Ads

Swarga Bara Dorong Kemandirian Pangan dari Desa

Kutim – Kemandirian pangan tak cukup hanya ditanam di lahan, tetapi juga harus tumbuh dari kerja sama. Semangat itu mengemuka dalam Sharing Session Ketahanan Pangan Swarga Bara yang digelar Rabu (19/8/2026), sebagai salah satu rangkaian Swarga Bara Merdeka Fest 2026.

Kegiatan tersebut mempertemukan sejumlah unsur yang memiliki peran langsung dalam pembangunan sektor pertanian di Desa Swarga Bara. Hadir sebagai narasumber Kepala Desa Swarga Bara Wahyuddin Usman, Penyuluh Pertanian Lapangan (PPL) Swarga Bara Rudiana Jaya, S.P., serta Ketua Gabungan Kelompok Tani (Gapoktan) Swarga Bara Saul Kebang. Jalannya diskusi dipandu Rahmania sebagai moderator.

Forum berlangsung interaktif dengan mengangkat berbagai peluang dan tantangan yang dihadapi desa dalam memperkuat ketahanan pangan. Diskusi tidak hanya menyoroti produksi pertanian, tetapi juga membahas pentingnya keterlibatan pemerintah desa, penyuluh, kelompok tani, dan masyarakat dalam membangun sistem pangan yang berkelanjutan.

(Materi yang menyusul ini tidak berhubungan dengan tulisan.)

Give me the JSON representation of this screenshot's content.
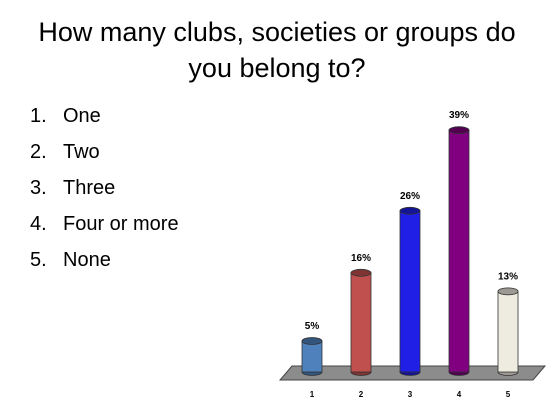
{
  "title": "How many clubs, societies or groups do you belong to?",
  "items": [
    {
      "number": "1.",
      "text": "One"
    },
    {
      "number": "2.",
      "text": "Two"
    },
    {
      "number": "3.",
      "text": "Three"
    },
    {
      "number": "4.",
      "text": "Four or more"
    },
    {
      "number": "5.",
      "text": "None"
    }
  ],
  "chart_data": {
    "type": "bar",
    "categories": [
      "1",
      "2",
      "3",
      "4",
      "5"
    ],
    "values": [
      5,
      16,
      26,
      39,
      13
    ],
    "value_labels": [
      "5%",
      "16%",
      "26%",
      "39%",
      "13%"
    ],
    "colors": [
      "#4f81bd",
      "#c0504d",
      "#1f1fe6",
      "#800080",
      "#eeece1"
    ]
  }
}
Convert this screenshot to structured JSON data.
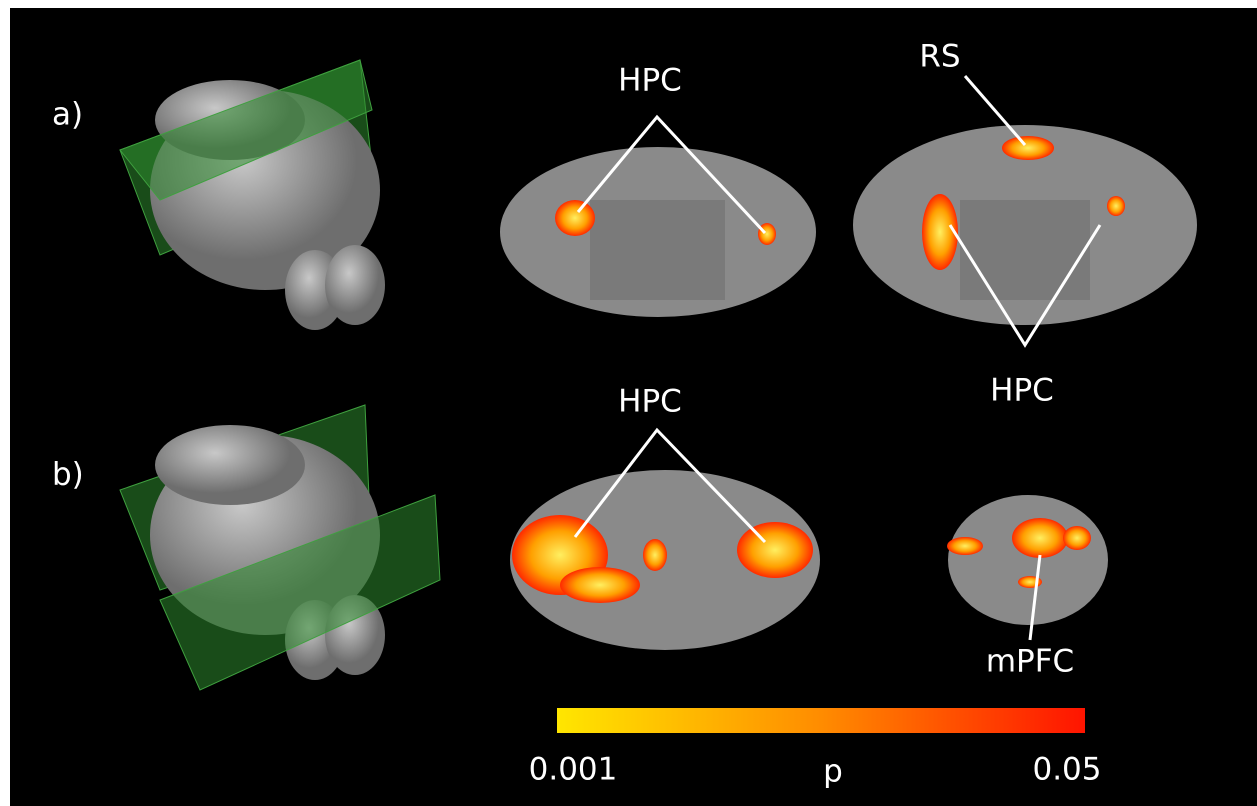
{
  "panels": [
    {
      "label": "a)",
      "annotations": [
        "HPC",
        "RS",
        "HPC"
      ]
    },
    {
      "label": "b)",
      "annotations": [
        "HPC",
        "mPFC"
      ]
    }
  ],
  "colorbar": {
    "title": "p",
    "min_label": "0.001",
    "max_label": "0.05"
  }
}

Kepala Desa Swarga Bara, Wahyuddin Usman, menempatkan ketahanan pangan sebagai salah satu bagian penting dalam arah pembangunan desa. Pemerintah desa terus mendorong agar potensi pertanian dapat dikembangkan sekaligus memberi dampak terhadap peningkatan produktivitas dan perekonomian masyarakat.

“Ketahanan pangan merupakan bagian penting dari pembangunan desa,” demikian pandangan yang disampaikan Wahyuddin dalam forum tersebut.

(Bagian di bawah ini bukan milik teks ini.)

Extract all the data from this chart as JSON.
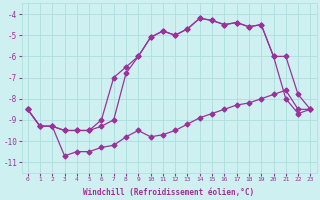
{
  "xlabel": "Windchill (Refroidissement éolien,°C)",
  "bg_color": "#cff0f0",
  "grid_color": "#aadddd",
  "line_color": "#993399",
  "marker": "D",
  "markersize": 2.5,
  "linewidth": 0.9,
  "xlim": [
    -0.5,
    23.5
  ],
  "ylim": [
    -11.5,
    -3.5
  ],
  "yticks": [
    -11,
    -10,
    -9,
    -8,
    -7,
    -6,
    -5,
    -4
  ],
  "xticks": [
    0,
    1,
    2,
    3,
    4,
    5,
    6,
    7,
    8,
    9,
    10,
    11,
    12,
    13,
    14,
    15,
    16,
    17,
    18,
    19,
    20,
    21,
    22,
    23
  ],
  "series": [
    {
      "x": [
        0,
        1,
        2,
        3,
        4,
        5,
        6,
        7,
        8,
        9,
        10,
        11,
        12,
        13,
        14,
        15,
        16,
        17,
        18,
        19,
        20,
        21,
        22,
        23
      ],
      "y": [
        -8.5,
        -9.3,
        -9.3,
        -10.7,
        -10.5,
        -10.5,
        -10.3,
        -10.2,
        -9.8,
        -9.5,
        -9.8,
        -9.7,
        -9.5,
        -9.2,
        -8.9,
        -8.7,
        -8.5,
        -8.3,
        -8.2,
        -8.0,
        -7.8,
        -7.6,
        -8.5,
        -8.5
      ]
    },
    {
      "x": [
        0,
        1,
        2,
        3,
        4,
        5,
        6,
        7,
        8,
        9,
        10,
        11,
        12,
        13,
        14,
        15,
        16,
        17,
        18,
        19,
        20,
        21,
        22,
        23
      ],
      "y": [
        -8.5,
        -9.3,
        -9.3,
        -9.5,
        -9.5,
        -9.5,
        -9.0,
        -7.0,
        -6.5,
        -6.0,
        -5.1,
        -4.8,
        -5.0,
        -4.7,
        -4.2,
        -4.3,
        -4.5,
        -4.4,
        -4.6,
        -4.5,
        -6.0,
        -6.0,
        -7.8,
        -8.5
      ]
    },
    {
      "x": [
        0,
        1,
        2,
        3,
        4,
        5,
        6,
        7,
        8,
        9,
        10,
        11,
        12,
        13,
        14,
        15,
        16,
        17,
        18,
        19,
        20,
        21,
        22,
        23
      ],
      "y": [
        -8.5,
        -9.3,
        -9.3,
        -9.5,
        -9.5,
        -9.5,
        -9.3,
        -9.0,
        -6.8,
        -6.0,
        -5.1,
        -4.8,
        -5.0,
        -4.7,
        -4.2,
        -4.3,
        -4.5,
        -4.4,
        -4.6,
        -4.5,
        -6.0,
        -8.0,
        -8.7,
        -8.5
      ]
    }
  ]
}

Komitmen pemerintah desa diarahkan pada penguatan berbagai program yang mampu mendukung aktivitas produktif masyarakat. Selain mengembangkan potensi pertanian, peran kelompok tani juga dinilai perlu terus diperkuat karena menjadi salah satu unsur yang berhubungan langsung dengan pengelolaan pangan di tingkat masyarakat.

Dari sisi penyuluhan, Rudiana Jaya, S.P. memberikan perhatian terhadap pentingnya peningkatan kapasitas petani. Pengetahuan mengenai metode pertanian yang tepat, pemanfaatan lahan, serta pengelolaan sumber daya lokal menjadi bagian penting untuk mendukung keberhasilan program ketahanan pangan.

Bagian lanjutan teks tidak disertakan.